15. the slower flow rate allows for greater time for the ion to dissociate
16. the movement of organic anions into the luminal membrane cell is coupled with the outward flow of alpha-ketoglutarate in "OAT 1,2,3 antiporters". the organic anions then move out into the lumen via MRP or more OAT channels.

17. for a given solute, a measure of how much is removed (excreted) from the blood plasma after filtration, reabsorption, and secretion. defined as the amount of solute excreted per concentration in plasma.
18. the theoretical portion of reabsorbed liquid that used to contain the excreted solute molecules.
19. inulin is a solute that is completely filtered but not secreted or reabsorbed, and thus it is completely excreted-- in this way it can provide a measure of glomerular filtration rate.
20. 125 mL/min
21. creatinine is almost completely filtered and minimally reabsorbed/secreted and is thus also used as an estimate for GFR. a typical value is 125 mL/min.
22. glucose is completely reabsorbed and therefore has 0 clearance.
23. PAH is para-aminohippuric acid, a molecule that is filtered and secreted, but not absorbed. thus it can provide a measure of the total plasma flow from the blood to the kidneys (filtration plus secretion), RPF.

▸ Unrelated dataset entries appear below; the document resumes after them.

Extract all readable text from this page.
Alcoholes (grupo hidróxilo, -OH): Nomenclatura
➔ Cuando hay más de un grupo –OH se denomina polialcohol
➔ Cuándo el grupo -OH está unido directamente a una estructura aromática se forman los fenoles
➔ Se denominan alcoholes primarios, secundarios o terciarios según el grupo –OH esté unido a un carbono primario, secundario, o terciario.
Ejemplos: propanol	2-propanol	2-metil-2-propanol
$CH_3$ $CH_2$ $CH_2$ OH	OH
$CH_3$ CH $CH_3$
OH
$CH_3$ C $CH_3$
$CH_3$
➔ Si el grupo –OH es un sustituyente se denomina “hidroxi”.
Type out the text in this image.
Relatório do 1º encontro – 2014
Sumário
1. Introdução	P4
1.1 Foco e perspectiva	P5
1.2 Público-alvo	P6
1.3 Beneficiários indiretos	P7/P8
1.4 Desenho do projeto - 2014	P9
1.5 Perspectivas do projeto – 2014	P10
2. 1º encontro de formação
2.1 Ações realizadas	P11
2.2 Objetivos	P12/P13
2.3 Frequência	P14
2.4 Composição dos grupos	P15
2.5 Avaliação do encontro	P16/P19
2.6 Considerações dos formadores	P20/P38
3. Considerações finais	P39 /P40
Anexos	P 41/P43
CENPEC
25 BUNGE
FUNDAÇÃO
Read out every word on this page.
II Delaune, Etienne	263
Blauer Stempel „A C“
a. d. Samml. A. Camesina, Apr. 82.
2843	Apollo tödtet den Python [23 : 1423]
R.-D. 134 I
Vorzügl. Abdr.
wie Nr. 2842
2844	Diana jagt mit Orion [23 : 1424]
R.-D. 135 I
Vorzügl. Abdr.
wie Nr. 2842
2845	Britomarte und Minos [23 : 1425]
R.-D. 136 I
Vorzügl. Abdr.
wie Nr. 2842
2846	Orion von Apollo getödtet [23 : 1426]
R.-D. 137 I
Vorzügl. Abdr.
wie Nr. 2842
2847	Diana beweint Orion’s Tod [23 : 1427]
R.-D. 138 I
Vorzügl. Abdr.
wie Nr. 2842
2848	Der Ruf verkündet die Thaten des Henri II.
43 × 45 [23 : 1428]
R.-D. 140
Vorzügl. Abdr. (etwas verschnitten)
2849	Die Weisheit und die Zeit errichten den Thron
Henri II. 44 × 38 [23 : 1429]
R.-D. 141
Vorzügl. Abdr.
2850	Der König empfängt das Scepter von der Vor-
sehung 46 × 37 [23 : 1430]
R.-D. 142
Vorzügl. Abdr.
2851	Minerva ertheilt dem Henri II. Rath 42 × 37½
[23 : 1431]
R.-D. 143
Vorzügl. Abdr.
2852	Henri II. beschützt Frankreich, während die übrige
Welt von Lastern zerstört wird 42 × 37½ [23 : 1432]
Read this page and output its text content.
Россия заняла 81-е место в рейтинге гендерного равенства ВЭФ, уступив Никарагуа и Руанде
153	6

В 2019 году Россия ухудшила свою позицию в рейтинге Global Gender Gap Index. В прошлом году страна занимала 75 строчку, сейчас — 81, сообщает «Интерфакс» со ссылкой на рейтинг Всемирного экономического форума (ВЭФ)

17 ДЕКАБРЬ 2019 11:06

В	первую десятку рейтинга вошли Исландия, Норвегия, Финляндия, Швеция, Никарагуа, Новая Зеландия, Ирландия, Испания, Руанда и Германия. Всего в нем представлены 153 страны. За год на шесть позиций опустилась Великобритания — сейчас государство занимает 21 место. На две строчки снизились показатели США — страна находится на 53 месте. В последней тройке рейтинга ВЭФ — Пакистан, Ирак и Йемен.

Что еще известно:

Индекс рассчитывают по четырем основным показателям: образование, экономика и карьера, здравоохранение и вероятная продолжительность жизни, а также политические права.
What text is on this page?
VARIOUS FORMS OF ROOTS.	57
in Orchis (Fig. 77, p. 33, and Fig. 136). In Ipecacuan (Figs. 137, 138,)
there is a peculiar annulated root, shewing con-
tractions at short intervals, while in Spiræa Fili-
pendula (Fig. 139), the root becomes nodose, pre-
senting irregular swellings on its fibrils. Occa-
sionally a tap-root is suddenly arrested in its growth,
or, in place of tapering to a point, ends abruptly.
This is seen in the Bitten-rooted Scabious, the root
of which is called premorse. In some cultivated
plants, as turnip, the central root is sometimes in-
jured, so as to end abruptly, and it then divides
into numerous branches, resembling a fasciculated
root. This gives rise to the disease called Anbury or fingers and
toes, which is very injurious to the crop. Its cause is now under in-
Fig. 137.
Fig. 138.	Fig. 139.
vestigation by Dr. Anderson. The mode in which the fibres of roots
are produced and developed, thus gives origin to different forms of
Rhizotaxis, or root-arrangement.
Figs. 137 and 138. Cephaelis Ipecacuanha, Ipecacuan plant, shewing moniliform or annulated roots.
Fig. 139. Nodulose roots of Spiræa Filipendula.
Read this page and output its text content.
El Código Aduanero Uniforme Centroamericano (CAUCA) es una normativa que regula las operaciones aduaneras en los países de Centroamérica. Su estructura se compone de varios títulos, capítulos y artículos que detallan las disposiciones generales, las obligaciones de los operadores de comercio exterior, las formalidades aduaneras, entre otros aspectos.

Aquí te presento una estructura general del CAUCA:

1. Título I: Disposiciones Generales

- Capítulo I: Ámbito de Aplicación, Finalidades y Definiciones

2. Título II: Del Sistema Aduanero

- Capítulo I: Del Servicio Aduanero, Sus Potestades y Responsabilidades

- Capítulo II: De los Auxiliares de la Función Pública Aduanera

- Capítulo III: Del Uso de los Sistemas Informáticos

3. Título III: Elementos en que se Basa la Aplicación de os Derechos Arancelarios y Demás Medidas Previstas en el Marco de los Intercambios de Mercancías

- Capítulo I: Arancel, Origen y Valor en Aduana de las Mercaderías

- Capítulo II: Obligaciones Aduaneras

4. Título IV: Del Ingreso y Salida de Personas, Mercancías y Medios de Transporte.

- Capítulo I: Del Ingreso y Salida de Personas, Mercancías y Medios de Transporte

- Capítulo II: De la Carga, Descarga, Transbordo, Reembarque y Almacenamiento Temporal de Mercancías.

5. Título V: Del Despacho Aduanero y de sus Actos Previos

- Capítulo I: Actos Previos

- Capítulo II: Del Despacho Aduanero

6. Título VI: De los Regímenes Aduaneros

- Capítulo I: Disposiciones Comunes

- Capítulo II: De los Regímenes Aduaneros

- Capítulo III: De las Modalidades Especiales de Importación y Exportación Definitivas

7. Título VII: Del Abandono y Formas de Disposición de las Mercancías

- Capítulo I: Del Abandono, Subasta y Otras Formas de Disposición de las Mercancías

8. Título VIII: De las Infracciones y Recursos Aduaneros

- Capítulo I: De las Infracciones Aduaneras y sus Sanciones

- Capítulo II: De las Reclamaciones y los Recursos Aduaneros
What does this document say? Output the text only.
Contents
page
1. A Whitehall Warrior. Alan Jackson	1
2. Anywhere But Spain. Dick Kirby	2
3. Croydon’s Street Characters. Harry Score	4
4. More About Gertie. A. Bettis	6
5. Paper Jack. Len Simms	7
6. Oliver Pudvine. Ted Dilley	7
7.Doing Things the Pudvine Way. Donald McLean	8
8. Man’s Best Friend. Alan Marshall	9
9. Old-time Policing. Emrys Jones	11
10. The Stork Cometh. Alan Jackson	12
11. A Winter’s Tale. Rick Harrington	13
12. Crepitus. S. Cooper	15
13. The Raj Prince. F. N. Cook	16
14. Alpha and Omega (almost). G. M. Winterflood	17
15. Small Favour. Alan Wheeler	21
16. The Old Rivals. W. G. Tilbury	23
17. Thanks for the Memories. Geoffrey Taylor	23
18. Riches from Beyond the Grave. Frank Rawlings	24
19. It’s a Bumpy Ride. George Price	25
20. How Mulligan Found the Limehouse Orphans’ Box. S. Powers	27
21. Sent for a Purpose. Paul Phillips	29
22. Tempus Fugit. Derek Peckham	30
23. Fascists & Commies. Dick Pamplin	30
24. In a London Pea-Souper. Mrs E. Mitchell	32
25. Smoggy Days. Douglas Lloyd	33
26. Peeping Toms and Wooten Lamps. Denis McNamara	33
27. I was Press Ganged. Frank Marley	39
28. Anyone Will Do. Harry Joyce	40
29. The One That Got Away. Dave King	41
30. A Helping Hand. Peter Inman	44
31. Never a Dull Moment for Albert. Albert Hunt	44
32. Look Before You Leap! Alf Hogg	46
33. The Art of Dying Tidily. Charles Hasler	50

24. partial clearance occurs when there is partial reabsorption of the molecule. for example, 180mmol/day of phosphate is filtered, and only 160mmol/day is reabsorbed, leaving 20mmol to be excreted. this creates a clearance of 14mL/min (excretion flow rate / plasma concentration = clearance), which is only part of the 125 mL total clearance estimated by inulin.

25. Ag-Ab complexes block glomerulus, often due to strep infection, clears up within 2 weeks
26. Ag-Ab complexes block glomerular pores, fibrous CT forms in glomerular capillaries, and nephrons can be irreversibly lost.
27. toxins such as CCl4, mercury, lead, block off the tubules. clears up within 10-20 days.